Turning OFF Furnace in AN Emergency, Phase Monitor

High Pressure Switch and Lockout Sequence

•If the high pressure switch opens, the compressor contactor will de-energize immediately. The lockout time in the CCM will go into a soft lockout and stay locked out until the high pressure switch closes and the delay on break has expired.

•If the high pressure switch opens again during the same operating cycle the CCM will go into a manual lockout condition.

•Recycling the wall thermostat resets the manual lockout.

Low Pressure Switch, Bypass and Lockout

Sequence (Optional)

•If the low pressure switch opens for more than 120 seconds the compressor contactor will de- energize and the CCM will go into soft lockout.

•Regardless of the state of the low pressure switch the compressor contactor will reenergize after the delay on break time has expired.

•If the low pressure switch remains open, or opens again for longer than 120 seconds, the CCM will go into a manual lockout and the alarm relay circuit will energize.

•Recycling the wall thermostat resets the manual lockout.

NOTE: Both high and low pressure switch controls are inherently automatic reset devices. The high pressure switch opens at 425 and closes at 325 psig, and the low pressure switch opens at 14 and closes at 30 psig. The lockout features, both soft and manual, are a function of the Compressor Control Module.

Alarm Relay Output

•Alarm terminal on Compressor Control Module is 24V AC output connection for applications where signal is desired. This terminal is powered whenever compressor is in manual lockout due to high pressure or low pressure sequences as described.

PHASE MONITOR

All units with three phase scroll compressors are equipped with a three phase line monitor to prevent compressor damage due to phase reversal.

The phase monitor in this unit is equipped with two LEDs. If the “&” signal is present at the phase monitor and phases are correct, the green LED will light.

If phases are reversed, the red fault LED will be lit and compressor operation is inhibited.

3.3MANUAL FAN (CONTINUOUS AIRFLOW) OPERATION

If wall thermostat is set to MANUAL (ON) position to operate comfort air blower continuously to provide air circulation throughout the building, the blower will operate at a level that is lower than cooling or heating airflows. This permits the air to circulate as desired but helps keep the operating noise level down as well a conserving energy.

During a call for cooling, the blower automatically shifts up to cooling speed, and remains there until 60 seconds after thermostat is satisfied then drops back to heating speed.
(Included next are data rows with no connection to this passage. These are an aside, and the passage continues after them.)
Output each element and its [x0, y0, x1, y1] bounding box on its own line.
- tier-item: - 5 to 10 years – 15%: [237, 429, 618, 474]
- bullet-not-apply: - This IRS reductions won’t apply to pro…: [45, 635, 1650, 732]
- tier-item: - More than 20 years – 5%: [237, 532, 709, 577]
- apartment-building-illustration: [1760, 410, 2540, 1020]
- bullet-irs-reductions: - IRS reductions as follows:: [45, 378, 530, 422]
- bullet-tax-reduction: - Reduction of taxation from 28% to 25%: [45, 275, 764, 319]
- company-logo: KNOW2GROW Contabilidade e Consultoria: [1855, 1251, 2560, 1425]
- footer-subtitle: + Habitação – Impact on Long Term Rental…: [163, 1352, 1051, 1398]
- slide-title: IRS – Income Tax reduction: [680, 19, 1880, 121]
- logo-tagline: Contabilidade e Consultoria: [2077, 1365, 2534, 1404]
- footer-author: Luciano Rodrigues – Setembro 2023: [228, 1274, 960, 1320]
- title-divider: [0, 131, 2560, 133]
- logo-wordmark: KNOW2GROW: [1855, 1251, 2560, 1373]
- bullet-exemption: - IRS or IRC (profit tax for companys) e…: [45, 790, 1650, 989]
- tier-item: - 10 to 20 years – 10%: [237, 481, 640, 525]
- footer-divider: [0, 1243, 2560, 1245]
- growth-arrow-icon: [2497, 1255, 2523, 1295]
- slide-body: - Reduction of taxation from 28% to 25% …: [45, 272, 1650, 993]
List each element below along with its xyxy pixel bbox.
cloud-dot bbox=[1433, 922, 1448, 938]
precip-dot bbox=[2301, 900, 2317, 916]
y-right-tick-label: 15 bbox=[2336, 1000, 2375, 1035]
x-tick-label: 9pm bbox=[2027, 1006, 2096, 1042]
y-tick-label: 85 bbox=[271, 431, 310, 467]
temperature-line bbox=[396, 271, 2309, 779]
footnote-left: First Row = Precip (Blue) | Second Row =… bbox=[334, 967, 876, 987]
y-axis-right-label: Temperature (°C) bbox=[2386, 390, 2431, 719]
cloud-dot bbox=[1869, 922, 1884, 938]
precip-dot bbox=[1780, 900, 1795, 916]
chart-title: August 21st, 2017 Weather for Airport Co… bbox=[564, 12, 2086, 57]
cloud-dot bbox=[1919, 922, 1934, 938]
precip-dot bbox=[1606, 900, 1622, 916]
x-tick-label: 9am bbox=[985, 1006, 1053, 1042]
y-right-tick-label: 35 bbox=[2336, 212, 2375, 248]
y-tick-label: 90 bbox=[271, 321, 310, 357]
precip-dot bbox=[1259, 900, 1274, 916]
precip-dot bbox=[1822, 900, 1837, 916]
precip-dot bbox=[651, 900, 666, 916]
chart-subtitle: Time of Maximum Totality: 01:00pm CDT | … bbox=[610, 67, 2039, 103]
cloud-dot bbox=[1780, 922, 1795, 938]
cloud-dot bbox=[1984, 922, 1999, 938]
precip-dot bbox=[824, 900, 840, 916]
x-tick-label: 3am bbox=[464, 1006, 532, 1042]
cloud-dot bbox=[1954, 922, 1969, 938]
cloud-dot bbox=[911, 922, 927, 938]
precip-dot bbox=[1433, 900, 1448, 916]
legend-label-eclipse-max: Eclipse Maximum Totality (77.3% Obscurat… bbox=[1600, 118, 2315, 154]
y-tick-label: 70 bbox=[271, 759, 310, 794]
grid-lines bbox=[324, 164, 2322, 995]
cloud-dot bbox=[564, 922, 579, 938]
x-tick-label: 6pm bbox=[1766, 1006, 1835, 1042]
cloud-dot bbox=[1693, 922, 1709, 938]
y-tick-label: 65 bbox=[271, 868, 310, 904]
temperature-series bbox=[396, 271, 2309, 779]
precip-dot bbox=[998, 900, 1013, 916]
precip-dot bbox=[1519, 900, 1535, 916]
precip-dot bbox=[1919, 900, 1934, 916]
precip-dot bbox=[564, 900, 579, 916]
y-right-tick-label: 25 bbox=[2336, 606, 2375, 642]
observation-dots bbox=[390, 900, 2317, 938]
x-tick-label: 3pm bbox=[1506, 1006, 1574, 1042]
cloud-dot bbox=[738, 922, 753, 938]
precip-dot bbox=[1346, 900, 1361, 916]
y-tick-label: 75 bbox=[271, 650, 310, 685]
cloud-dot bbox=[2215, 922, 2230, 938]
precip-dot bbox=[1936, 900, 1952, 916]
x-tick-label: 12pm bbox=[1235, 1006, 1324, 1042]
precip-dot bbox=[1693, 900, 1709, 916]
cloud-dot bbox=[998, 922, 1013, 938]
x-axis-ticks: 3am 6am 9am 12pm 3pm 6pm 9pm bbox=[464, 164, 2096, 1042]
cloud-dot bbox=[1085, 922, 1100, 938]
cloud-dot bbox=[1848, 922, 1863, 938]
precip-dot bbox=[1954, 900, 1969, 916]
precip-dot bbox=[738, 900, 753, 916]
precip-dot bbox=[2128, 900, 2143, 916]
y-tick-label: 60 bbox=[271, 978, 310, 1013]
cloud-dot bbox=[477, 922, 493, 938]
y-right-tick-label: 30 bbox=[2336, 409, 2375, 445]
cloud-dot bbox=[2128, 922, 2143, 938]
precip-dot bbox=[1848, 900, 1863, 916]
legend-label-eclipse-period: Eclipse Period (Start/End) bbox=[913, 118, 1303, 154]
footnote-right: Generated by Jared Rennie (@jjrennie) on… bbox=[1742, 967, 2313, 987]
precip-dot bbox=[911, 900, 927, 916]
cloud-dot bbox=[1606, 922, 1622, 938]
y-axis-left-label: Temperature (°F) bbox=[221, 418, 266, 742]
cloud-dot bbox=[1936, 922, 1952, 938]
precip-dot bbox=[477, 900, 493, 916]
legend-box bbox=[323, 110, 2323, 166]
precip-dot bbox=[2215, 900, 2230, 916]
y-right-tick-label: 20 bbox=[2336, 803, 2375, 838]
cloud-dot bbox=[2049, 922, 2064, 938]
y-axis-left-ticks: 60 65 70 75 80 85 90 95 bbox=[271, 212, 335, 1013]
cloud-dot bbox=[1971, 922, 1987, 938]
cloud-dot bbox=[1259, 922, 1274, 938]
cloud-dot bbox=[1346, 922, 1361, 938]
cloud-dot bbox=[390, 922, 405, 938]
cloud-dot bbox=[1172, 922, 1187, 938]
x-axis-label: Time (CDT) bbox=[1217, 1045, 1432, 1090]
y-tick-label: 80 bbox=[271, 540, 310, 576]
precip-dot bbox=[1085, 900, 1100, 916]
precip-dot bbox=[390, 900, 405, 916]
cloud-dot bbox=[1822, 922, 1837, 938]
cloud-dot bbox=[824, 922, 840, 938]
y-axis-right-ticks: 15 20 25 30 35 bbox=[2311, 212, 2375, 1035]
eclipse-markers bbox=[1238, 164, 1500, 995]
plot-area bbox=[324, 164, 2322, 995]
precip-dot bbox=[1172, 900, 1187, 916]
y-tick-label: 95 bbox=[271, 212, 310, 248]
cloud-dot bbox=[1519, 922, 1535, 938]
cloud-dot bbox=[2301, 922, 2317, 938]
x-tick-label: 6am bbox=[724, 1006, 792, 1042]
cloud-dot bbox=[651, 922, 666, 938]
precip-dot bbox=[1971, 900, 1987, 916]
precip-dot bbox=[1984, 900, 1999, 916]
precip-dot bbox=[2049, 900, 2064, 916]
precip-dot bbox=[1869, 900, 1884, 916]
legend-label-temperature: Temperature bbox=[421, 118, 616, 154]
SECTION 4 • TURNING OFF FURNACE IN AN EMERGENCY

WARNING

Have a qualified installer, service agency or gas supplier teach you location and operation of gas and electrical shut-off devices. Ask them any questions you have about this section. If you don’t turn off your furnace in an emergency damage, injury or death could result.

Manual	2100-502A
Page	6 of 15

4S, 5S, WG3S specifications

Bard WG3S, WG5S, and WG4S are advanced wind turbine systems designed to harness wind energy efficiently and sustainably. These turbines are part of a growing movement towards renewable energy solutions, aiming to reduce reliance on fossil fuels and mitigate climate change.

The WG3S, a compact and versatile model, has been engineered for optimal performance in a variety of wind conditions. Its notable feature is the composite rotor blades that maximize aerodynamic efficiency while minimizing noise. The turbine also incorporates a state-of-the-art pitch control system, allowing for real-time adjustments to blade angles, thus enhancing energy capture and reducing mechanical stress during high wind events.

The WG5S model takes performance to the next level with its larger rotor diameter, increasing the swept area significantly compared to its predecessors. This enhanced design enables it to generate more electricity, making it ideal for both onshore and offshore installations. The WG5S also features a sophisticated control system, utilizing advanced software algorithms to predict wind patterns and dynamically adjust operational parameters. This ensures optimal performance under varying environmental conditions.

Meanwhile, the WG4S serves as a robust mid-range option that balances power output and cost-effectiveness. It employs advanced materials in its construction, offering durability against harsh weather conditions while maintaining a lightweight structure. One of its key characteristics is the integration of smart technology, allowing for remote monitoring and maintenance scheduling. This helps to optimize uptime and minimizes operational costs.

All three models utilize cutting-edge technologies in their generators, including permanent magnet generators that provide efficient energy conversion with reduced energy losses. Additionally, they are equipped with advanced gearbox systems that facilitate smooth energy transmission and enhance reliability.

In conclusion, Bard's WG3S, WG5S, and WG4S wind turbines exemplify the latest advancements in wind energy technology. Their main features, focusing on performance, efficiency, and sustainability, position them as leading solutions in the renewable energy sector. With a commitment to innovation, Bard is at the forefront of providing effective and scalable wind energy systems that contribute to a cleaner, greener future.